# Wetterdaten von OpenWeatherMap in der Automatisierung nutzen



## inray (8 Januar 2020)

Wetterdaten können in der Automatisierung eine wichtige Rolle für Optimierungen und für die Prozesssteuerung spielen!

Auf der Plattform von OpenWeatherMap können aktuelle Wetterdaten und Prognosen für jeden beliebigen Standort abgerufen werden (teils sogar kostenfrei). 
Über die mächtige *REST API* von OpenWeatherMap können die Wetterdaten auch automatisiert abgerufen und in andere Systeme übergeben werden. 

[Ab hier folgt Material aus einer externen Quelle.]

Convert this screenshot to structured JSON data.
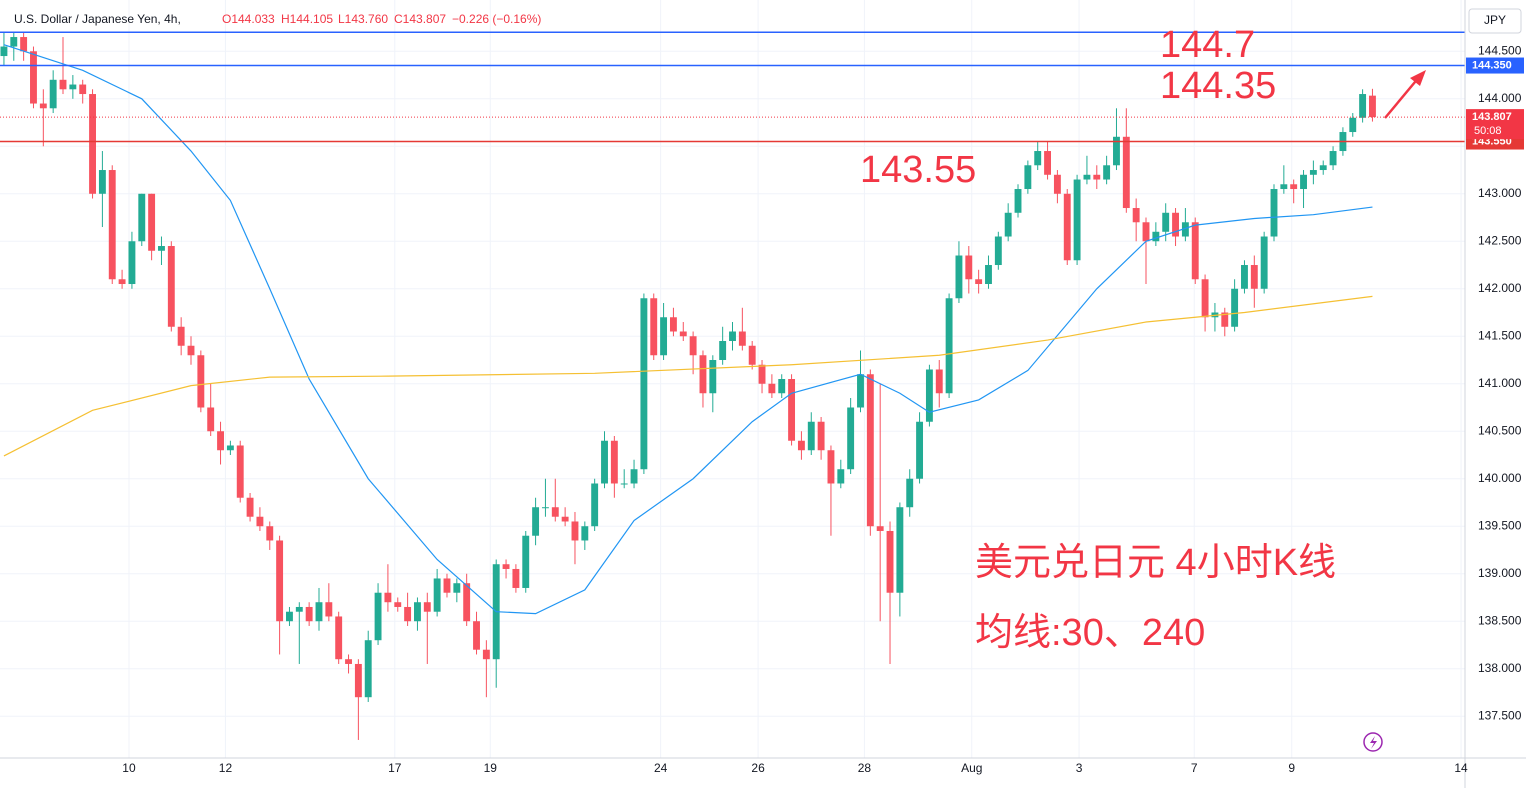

In unserem neuen Anleitungsartikel zeigen wir, wie mit wenigen Schritten per OPC Router die *Wetterdaten* in einen *SQL Server* und den *Telegram** Messenger* übergeben werden. Durch das Schreiben per *OPC UA *ist auch die Übergabe direkt in eine *SPS* möglich. 

Viel Spaß beim Lesen wünscht das Team von inray.


----------



## funkey (8 Januar 2020)

Vielen Dank!

Wir haben die besseren Ergebnisse mit https://darksky.net  als mit der OpenWeatherMap erreicht. 1000 Abfragen pro Tag sind frei und die Vorhersage ist mMn wirklich sehr gut.


----------



## Blockmove (8 Januar 2020)

funkey schrieb:


> Vielen Dank!
> 
> Wir haben die besseren Ergebnisse mit https://darksky.net  als mit der OpenWeatherMap erreicht. 1000 Abfragen pro Tag sind frei und die Vorhersage ist mMn wirklich sehr gut.



So wie ich es sehe, muss man sich bei denen aber gleich mit Zahlungsinformationen anmelden?


----------



## funkey (9 Januar 2020)

Blockmove schrieb:


> So wie ich es sehe, muss man sich bei denen aber gleich mit Zahlungsinformationen anmelden?


Bei uns hat sich die IT angemeldet, aber ich bin mir sicher, dass da keine Zahlungsinformationen eigegeben wurden.


Aus den FAQ


> Why can't I make more than 1,000 calls per day? ​If you have not added a credit card with us, you're bound by the free call limit of 1,000 per day. This limit automatically resets each day at midnight UTC.


----------



## inray (10 Januar 2020)

Danke @funkey! 
Scheint eine gute Alternative zu sein und auch mit schöner REST API. Das werden uns mal ansehen!

Viele Grüße vom inray-Team!


----------